Clinical Trial at Georgia Health Sciences University Uses Cord Blood to Ease Cerebral Palsy Symptoms
Augusta Chronicle
Tom Corwin
August 13, 2011
With a black bow in her hair and Old McDonald Had a Farm wafting from a portable DVD player, Allison Thurman leaned against her father, Mike, in the chair and yawned Friday as fluid dripped from clear bags into her IV. The 2-year-old might be getting back a tiny piece of herself that could aid her development and help overcome cerebral palsy.

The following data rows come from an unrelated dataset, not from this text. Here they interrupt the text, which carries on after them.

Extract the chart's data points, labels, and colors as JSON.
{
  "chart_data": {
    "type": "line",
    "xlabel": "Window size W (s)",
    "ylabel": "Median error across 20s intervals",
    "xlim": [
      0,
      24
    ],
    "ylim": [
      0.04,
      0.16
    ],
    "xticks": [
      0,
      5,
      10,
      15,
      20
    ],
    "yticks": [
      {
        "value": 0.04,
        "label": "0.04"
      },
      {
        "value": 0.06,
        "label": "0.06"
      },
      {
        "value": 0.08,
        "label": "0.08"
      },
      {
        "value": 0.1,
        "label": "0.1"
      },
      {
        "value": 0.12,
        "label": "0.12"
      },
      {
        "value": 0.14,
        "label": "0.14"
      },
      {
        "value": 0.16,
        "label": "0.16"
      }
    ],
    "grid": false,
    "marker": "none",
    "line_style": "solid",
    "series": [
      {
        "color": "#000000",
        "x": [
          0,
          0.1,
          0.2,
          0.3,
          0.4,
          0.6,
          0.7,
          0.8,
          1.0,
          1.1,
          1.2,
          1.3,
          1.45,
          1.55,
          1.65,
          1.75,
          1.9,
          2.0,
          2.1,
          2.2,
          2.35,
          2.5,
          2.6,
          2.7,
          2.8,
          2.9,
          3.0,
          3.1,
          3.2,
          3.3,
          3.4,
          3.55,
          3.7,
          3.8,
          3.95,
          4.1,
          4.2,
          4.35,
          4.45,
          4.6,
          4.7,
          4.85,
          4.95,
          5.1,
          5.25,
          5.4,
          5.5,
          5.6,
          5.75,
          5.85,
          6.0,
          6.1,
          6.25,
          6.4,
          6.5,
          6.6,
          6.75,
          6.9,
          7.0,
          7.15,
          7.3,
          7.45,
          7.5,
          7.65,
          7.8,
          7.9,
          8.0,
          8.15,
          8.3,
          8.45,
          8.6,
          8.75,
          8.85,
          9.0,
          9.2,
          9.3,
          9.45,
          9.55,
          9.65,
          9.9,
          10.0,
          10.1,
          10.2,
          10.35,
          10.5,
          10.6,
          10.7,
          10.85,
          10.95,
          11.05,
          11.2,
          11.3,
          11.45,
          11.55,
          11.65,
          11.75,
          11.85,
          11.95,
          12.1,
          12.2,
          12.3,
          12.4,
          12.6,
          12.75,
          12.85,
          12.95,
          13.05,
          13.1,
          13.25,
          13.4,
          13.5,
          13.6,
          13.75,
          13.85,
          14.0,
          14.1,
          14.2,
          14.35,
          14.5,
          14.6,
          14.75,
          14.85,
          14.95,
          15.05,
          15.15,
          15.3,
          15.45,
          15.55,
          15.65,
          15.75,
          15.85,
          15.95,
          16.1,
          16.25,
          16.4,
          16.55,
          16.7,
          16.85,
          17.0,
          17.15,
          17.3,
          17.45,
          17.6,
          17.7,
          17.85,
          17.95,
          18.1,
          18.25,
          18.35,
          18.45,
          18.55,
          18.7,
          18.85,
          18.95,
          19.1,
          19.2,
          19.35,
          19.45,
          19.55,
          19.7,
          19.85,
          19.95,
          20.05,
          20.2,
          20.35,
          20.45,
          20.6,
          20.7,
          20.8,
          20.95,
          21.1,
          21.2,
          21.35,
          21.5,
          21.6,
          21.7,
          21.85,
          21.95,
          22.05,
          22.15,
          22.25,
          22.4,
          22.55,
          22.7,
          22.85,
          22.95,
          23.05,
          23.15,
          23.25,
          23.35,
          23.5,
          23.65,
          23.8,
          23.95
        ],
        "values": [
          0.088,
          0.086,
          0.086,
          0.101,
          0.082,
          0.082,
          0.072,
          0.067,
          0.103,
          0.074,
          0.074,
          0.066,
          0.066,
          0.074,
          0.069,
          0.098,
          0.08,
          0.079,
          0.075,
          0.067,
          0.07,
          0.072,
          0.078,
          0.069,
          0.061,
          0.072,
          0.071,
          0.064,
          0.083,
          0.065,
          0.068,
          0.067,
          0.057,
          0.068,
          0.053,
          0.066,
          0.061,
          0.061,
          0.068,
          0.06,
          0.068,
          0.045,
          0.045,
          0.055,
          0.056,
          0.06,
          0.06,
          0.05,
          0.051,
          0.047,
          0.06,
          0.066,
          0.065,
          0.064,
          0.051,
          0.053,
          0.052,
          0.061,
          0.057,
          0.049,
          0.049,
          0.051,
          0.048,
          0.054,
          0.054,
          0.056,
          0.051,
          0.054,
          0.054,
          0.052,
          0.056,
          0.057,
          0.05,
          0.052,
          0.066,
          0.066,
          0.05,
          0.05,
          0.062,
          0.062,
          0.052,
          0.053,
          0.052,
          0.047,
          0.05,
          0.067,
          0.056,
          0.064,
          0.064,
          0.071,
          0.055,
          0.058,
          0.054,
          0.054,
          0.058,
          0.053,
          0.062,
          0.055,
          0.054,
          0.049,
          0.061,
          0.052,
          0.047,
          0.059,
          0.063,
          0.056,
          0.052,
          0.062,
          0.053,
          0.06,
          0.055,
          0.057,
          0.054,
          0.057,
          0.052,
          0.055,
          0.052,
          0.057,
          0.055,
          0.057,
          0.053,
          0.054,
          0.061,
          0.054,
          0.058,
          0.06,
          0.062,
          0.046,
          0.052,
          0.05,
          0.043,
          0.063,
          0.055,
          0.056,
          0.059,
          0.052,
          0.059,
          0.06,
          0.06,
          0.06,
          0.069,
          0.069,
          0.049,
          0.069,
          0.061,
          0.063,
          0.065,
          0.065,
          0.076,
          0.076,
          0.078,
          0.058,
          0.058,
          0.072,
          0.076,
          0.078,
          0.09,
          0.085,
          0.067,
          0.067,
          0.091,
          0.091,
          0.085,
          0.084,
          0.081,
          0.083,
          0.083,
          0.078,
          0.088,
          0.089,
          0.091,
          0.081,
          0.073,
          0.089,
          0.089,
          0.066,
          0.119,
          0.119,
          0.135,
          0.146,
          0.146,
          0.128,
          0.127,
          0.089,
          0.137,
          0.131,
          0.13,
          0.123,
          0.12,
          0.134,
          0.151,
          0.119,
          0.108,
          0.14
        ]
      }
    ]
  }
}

The Thurmans, of St. Clair Shores, Mich., are taking part in a randomized clinical trial at Georgia Health Sciences University to see whether Allison’s cord blood—the blood from the umbilical cord and placenta left over at birth—is safe and can help ease symptoms of cerebral palsy.
When the trial began last year, it was the only one of its type in the country, but there has since been a similar trial launched at Duke University. The work follows on the heels of work in animal models with mature stem cells by Dr. James Carroll, the chief of child neurology at GHSU.
“We’ve shown that stem cells, adult-type stem cells, are effective in improving the course of brain injury in the animals,” Carroll said. “In all of those experiments, we used the treatment within a week or so of injury.” Allison is one of six children who have begun the clinical trial, which started about a year and a half ago.
Interest in the trial is high—about five or six calls come in each week—but the children who qualify are a small percentage of those, Carroll said. Many of the parents have not banked the child’s cord blood or are trying to use a sibling’s cord blood, which doesn’t meet the study’s criteria.
Part of the problem is that the American Academy of Pediatrics came out in 2007 against privately banking a child’s cord blood for possible use by the child later, Carroll said, which could be limiting the potential pool.
The Thurmans had banked the cord blood of their first daughter, Audrey, 4, and decided to do Allison’s, too. “Just as an insurance policy,” Mike Thurman said.
They began noticing early on that Allison wasn’t hitting her developmental milestones; for instance, at 9 months, she couldn’t sit up by herself, something she still struggles to do. Allison was diagnosed and started treatment when she was a year old, and the Thurmans started looking on the Internet for help, mother Erica Thurman said.
“We were prepared to go overseas,” her husband said. Then they found the GHSU clinical trial and brought Allison for her first infusion.